Queer Prom raises awareness against violence
April 18, 2013
For the first time at UW-River Falls, a Queer Prom was facilitated. Residence Life and the Residence Hall Association (RHA) supported the Gender and Sexuality Alliance (GSA) in funding the event.
“The idea behind a queer prom is back in the day when high schools didn’t allow same sex couples go to the prom, community members in the community would put on a queer prom,” said Austen Edman, the current co-chair of GSA.
Before the 1980 Aaron Fricke v. Richard B. Lynch case, it was legal for a high school to tell its students that they could not bring dates of the same sex to their high school prom. As a result, queer proms were created as an alternative to the traditional student proms. In 1980 that changed, but Edman said that some students still feel uncomfortable or discriminated against for being part of the Lesbian Gay Bi Transgender (LGBT) community.
Edman said that the point of hosting this Queer Prom was to educate campus about GSA, to make people feel welcomed on campus and to create a fun, “comfortable atmosphere that shows, hey, this is about you.”
Tracy Gerth, the advisor to RHA, said this is exactly why RHA unanimously voted to sponsor the event.
“It’s an event meant to support every single student here on campus,” she said. “[it creates a] safe space to come and dance and bring the date of your choice.”
Contrary to its history, this event was not organized to create an alternative prom. Edman said he does not feel that any of the local high schools, like River Falls High School and Hudson High School, which had been invited to the event discriminate on sexual orientation.
Instead, the education piece is a key for Edman and for the former co-chair of GSA, Alex Swenson, in creating the event.

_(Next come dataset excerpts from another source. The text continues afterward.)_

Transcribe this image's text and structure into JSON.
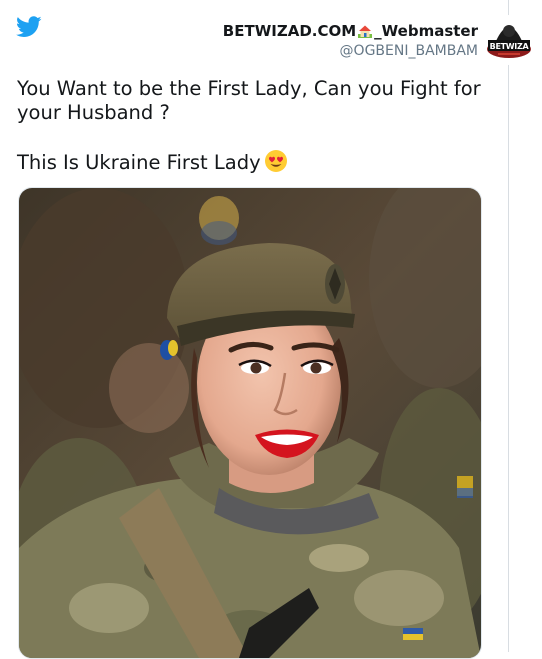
{
  "author": {
    "display_name_part1": "BETWIZAD.COM",
    "display_name_part2": "_Webmaster",
    "handle": "@OGBENI_BAMBAM",
    "avatar_text": "BETWIZA"
  },
  "tweet": {
    "line1": "You Want to be the First Lady, Can you Fight for your Husband ?",
    "line2": "This Is Ukraine First Lady"
  },
  "icons": {
    "logo": "twitter-bird-icon",
    "name_emoji": "house-emoji",
    "text_emoji": "heart-eyes-emoji"
  },
  "colors": {
    "twitter_blue": "#1da1f2",
    "text": "#14171a",
    "secondary": "#657786",
    "lipstick": "#d4141e"
  }
}
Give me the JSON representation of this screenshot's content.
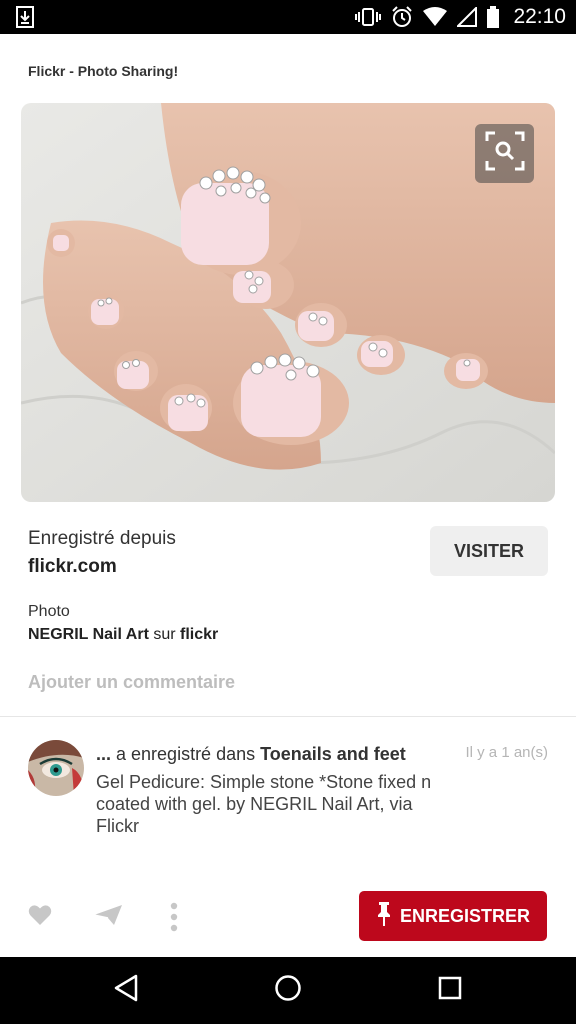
{
  "status_bar": {
    "time": "22:10",
    "icons": [
      "download-icon",
      "vibrate-icon",
      "alarm-icon",
      "wifi-icon",
      "signal-icon",
      "battery-icon"
    ]
  },
  "page": {
    "title": "Flickr - Photo Sharing!"
  },
  "pin": {
    "image_icon": "feet-with-jeweled-toenails",
    "zoom_icon": "visual-search-icon",
    "saved_from_label": "Enregistré depuis",
    "saved_from_domain": "flickr.com",
    "visit_label": "VISITER",
    "photo_label": "Photo",
    "credit_author": "NEGRIL Nail Art",
    "credit_sep": " sur ",
    "credit_site": "flickr",
    "add_comment_placeholder": "Ajouter un commentaire"
  },
  "activity": {
    "user": "...",
    "action": " a enregistré dans ",
    "board": "Toenails and feet",
    "timestamp": "Il y a 1 an(s)",
    "description": "Gel Pedicure: Simple stone *Stone fixed n coated with gel. by NEGRIL Nail Art, via Flickr"
  },
  "actions": {
    "like_icon": "heart-icon",
    "send_icon": "send-icon",
    "more_icon": "more-vertical-icon",
    "save_label": "ENREGISTRER",
    "save_icon": "pin-icon",
    "save_color": "#bd081c"
  },
  "nav": {
    "icons": [
      "back-icon",
      "home-icon",
      "recents-icon"
    ]
  }
}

“Have fun, educate, be excepting, those are our goals,” Swenson said.
During the well-attended drag shows that GSA hosts twice a year, those who attend are shown a piece of what the LGBT community is like, said Edman. He said it also educates them on how diverse the world around them is.
At the Queer Prom, that diversity experience will be present, but Edman said that other community organizations, like Turning Point Domestic Abuse Shelter, St. Croix Sexual Assault Response Team (SART) and Parents, Families and Friends of Lesbian and Gays (PFLAG), also will be present.
Erin McNiff is the Client Services Coordinator of St. Croix Valley SART. She said even though River Falls is known as a more “country” university, that the community is still educated about differences in sexual orientation.
Nonetheless, she thinks it is good to show “presence and support” to the group because assault does happen.
“Domestic abuse happens amongst homosexual couples just as is does heterosexual couples. People are people,” Edman said. “The same problems that heterosexual couples face, homosexual couples face the same thing.”
“Pairing with them will show that there is a team that’s on their side that will help them if they need it,” Swenson said.
“We don’t have those judgments [on sexuality],” McNiff said. “Anyone can be assaulted so we wont turn anyone away.”
She said she did not think anyone should ever fear that they will be turned away from emergency services if assault happens, but that St. Croix Valley SART was making this partnership visible.
With that said, Edman stressed, “If they want to come and just dance, they can dance. But if they want to learn, then that’s what we’re here for.”
GSA is a campus wide student organization that brings awareness to different causes. Take Back the Night, organized by St. Croix Valley SART, is one example. The You are Loved chalk campaign the group has every year is another. This campaign was started when awareness was brought to the teen suicides as a result of being bullied because of their sexual orientation.
The purpose was to remind students that, “you need to understand that there are people that care about you regardless of who are you are, who you love, or what you identify as,” Swenson said.
“Our mission is to educate campus and just have them be more aware of LGBT issues and how they impact non LGBT community members,” Edman said.
Edman said that these events, including the Queer Prom, try to serve that mission.